# understanding bray curtis and Jaccard

hi, i have an enormous question about how to interpret this results. i did a beta diversity analysis using jaccard and bray curtis metrics. According to the p-value, there is a significant difference bettwen my samples, but in the boxplot (and according to this discussion [(beta diversity explanation (jaccard_distance)) )] shows that there isn’t a clear difference with the jaccard distance. am i wrong?
and i dont know how to interprete the bray curtis’s results with the jaccard’s ressults.
best regards sofi

Hello @Sofi,

Welcome to the forums!

I’m glad you found that excellent post by Mehrbod that describes how the box plots are made.

Before we dive in, can you post the full command you ran?

Hi @colinbrislawn thank you very much for your quick response.
the commands that i used are

qiime diversity core-metrics-phylogenetic
–i-phylogeny rooted-tree.qza
–i-table table.qza
–p-sampling-depth 32000
–output-dir core-metrics-results

qiime diversity beta-group-significance
–i-distance-matrix core-metrics-results/bray_curtis_distance_matrix.qza
–o-visualization core-metrics-results/bray_curtis_type_significance.qzv \

Thanks!

As discussed in that thread, the PERMANOVA is performed first to look for differences between groups and give you a p-value of significance.

Afterwards, the box plots are made, and if that p-value is under your alpha threshold, then you can look to see what groups are most different. I think of the box plots as a post-hoc test.

Yeah, the difference are very small but I can see a few…
Pristine to pristine: slightly lower mean, some outliers, larger standard deviation
Human to pristine: slightly higher mean, no outliers, smaller standard deviation

Remember that a stat test can be significant, but the effect size can still be very small.
Paper: https://www.ncbi.nlm.nih.gov/pmc/articles/PMC3444174/
Interactive visualization! https://rpsychologist.com/pvalue/

When you view all your samples in a PCoA plot, do these groups visually overlap? The file `core-metrics-results/jaccard_emperor.qzv` should contain this graph. I posted about how I read those graphs over here.

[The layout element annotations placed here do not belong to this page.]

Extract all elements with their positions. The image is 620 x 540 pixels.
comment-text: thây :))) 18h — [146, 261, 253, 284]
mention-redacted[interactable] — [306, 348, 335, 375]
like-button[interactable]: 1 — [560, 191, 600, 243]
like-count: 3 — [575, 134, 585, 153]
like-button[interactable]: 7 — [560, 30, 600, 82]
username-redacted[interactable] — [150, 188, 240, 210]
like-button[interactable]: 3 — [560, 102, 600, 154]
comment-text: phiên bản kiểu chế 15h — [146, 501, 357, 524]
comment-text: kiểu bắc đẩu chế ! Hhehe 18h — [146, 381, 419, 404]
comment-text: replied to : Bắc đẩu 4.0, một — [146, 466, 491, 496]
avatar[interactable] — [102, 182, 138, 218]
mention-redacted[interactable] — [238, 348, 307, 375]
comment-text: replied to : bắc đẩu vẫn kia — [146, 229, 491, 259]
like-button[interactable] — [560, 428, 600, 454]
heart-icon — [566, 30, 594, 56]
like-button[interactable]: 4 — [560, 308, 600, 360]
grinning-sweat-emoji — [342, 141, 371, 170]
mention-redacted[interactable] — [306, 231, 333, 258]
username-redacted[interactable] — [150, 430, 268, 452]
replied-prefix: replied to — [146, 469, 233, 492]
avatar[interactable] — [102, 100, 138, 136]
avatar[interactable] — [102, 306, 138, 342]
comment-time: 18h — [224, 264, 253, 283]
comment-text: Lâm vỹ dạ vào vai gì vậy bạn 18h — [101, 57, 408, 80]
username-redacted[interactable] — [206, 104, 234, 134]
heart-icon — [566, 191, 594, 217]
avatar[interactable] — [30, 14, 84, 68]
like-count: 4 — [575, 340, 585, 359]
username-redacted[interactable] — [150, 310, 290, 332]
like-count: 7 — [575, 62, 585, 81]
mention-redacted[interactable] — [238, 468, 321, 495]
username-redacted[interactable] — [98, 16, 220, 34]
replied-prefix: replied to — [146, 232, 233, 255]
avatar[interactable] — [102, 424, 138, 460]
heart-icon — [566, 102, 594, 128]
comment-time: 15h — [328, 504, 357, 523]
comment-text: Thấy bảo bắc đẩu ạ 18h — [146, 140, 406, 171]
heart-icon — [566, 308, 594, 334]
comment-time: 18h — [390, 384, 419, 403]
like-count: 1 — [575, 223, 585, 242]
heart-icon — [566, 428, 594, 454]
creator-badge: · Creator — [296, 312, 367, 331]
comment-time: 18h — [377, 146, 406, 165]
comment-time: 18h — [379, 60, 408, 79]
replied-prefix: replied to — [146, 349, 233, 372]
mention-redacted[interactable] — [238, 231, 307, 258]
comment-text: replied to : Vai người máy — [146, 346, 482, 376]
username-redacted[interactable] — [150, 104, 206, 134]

Let me know what you find!

They are just two different ways of calculating how different two samples are.
Jaccard is the percent of taxa not shared by two samples (A+B/union in the diagram below)

Jaccard and Bray are similar methods, so it makes sense to me that your graphs are similar.

2 Likes

Thank you!!

yeah, I found clustering between the two groups

But I still have the question of how to interpret the results as a whole. I know that bray-curtis considers the abundance of the species and jaccard only the presence / absence of species. Would it be correct to say that the difference between the communities is mainly due to a difference between the most abundant species? or does the interpretation go the other way?

1 Like

That’s right!

Because you see larger differences in Bray-Curtis dissimilarities than Jaccard distances, that makes sense to me. Keep in mind that you also see differences in Jaccard, which is not biased towards the most abundant features.

Looking at the PCoA, I noticed something else…

While you have 50+ samples, I only see 7 clusters in that PCoA. This makes me worry that a mistake or processing artifact has ‘pushed’ you samples closer together.

Compare this to a typical PCoA plot, like this one I got from the pd-mouse tutorial:

While the samples still cluster by `doner`, they are overlapping as much as I see in your 7 clusters.

I know that this is not part of your original question, but I wanted to mention it before reviewer 3 does!

1 Like

Actually i have 14 samples, you can see only 7 cluster because i have duplicates values and they are overlap.